I am trying to access a file which is Rds extension. I am using the below code however it is not helping.

import pandas as pd

url_sas_token = 'https://<my account name>.file.core.windows.net/test/test.rds?st=2020-01-27T10%3A16%3A12Z&se=2020-01-28T10%3A16%3A12Z&sp=rl&sv=2018-03-28&sr=f&sig=XXXXXXXXXXXXXXXXX'
# Directly read the file content from its url with sas token to get a pandas dataframe
pdf = pd.read_excel(url_sas_token )
# Then, to convert the pandas dataframe to a PySpark dataframe in Azure Databricks
df = spark.createDataFrame(pdf)

Solution

  • I created storage account and created file share and uploaded rds file into file share. Image for reference:

    I generated SAS key in storage account.
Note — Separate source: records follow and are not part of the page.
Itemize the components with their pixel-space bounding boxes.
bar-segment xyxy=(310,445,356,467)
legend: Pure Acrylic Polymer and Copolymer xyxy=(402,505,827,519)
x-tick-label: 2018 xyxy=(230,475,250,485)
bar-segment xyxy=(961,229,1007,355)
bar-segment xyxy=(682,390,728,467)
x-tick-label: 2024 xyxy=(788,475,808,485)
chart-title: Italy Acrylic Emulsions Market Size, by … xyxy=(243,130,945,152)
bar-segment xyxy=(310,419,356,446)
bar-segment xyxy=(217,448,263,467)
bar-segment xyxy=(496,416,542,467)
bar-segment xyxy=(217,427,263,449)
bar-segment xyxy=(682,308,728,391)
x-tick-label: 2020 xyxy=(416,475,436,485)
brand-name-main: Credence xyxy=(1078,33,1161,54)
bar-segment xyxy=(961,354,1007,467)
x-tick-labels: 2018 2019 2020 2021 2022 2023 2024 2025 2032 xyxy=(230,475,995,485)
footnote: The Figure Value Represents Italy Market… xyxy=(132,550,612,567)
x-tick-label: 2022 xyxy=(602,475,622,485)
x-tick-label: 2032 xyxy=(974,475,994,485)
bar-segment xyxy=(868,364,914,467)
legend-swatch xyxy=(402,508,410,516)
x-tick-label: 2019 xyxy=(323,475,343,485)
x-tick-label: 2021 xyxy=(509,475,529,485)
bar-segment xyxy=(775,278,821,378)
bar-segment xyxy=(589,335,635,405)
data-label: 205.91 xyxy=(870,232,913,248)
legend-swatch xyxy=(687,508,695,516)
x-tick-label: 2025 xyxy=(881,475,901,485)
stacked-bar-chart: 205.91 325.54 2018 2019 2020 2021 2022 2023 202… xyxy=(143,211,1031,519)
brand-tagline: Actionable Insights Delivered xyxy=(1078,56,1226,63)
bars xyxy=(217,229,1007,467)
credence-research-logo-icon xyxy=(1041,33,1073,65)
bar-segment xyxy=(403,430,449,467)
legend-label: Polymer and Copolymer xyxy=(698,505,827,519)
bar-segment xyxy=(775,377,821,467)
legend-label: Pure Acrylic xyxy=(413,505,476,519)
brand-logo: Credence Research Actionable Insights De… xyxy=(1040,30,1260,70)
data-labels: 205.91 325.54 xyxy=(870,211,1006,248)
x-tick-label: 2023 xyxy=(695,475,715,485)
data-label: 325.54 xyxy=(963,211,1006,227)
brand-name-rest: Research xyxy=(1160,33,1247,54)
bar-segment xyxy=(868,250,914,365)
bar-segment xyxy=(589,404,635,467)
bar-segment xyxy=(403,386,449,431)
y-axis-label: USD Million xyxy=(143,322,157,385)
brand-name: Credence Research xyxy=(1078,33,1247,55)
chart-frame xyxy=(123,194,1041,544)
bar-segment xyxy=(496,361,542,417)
Image for reference:

    I installed azure file shares in data bricks using

    pip install azure-storage-file 
    

    I installed pyreadr package to load rds file using

    pip install pyreadr
    

    enter image description here

    I tried to load the rds extension file in databrick using

    from azure.storage.file import FilePermissions, FileService
    from datetime import datetime, timedelta 
    import pyreadr
    from urllib.request import urlopen
    
    url_sas_token="<File Service SAS URL>"
    
    response = urlopen(url_sas_token)
    content = response.read()
    fhandle = open( 'counties.rds', 'wb')
    fhandle.write(content)
    fhandle.close()
    result = pyreadr.read_r("counties.rds")
    print(result)
    

    In above code I have given File Service SAS URL at url_sas_token.

    image for reference:

    Above code loaded rds file data successfully. Image for reference:

    In this way I accessed rds extension file which is in azure blob file share from data bricks.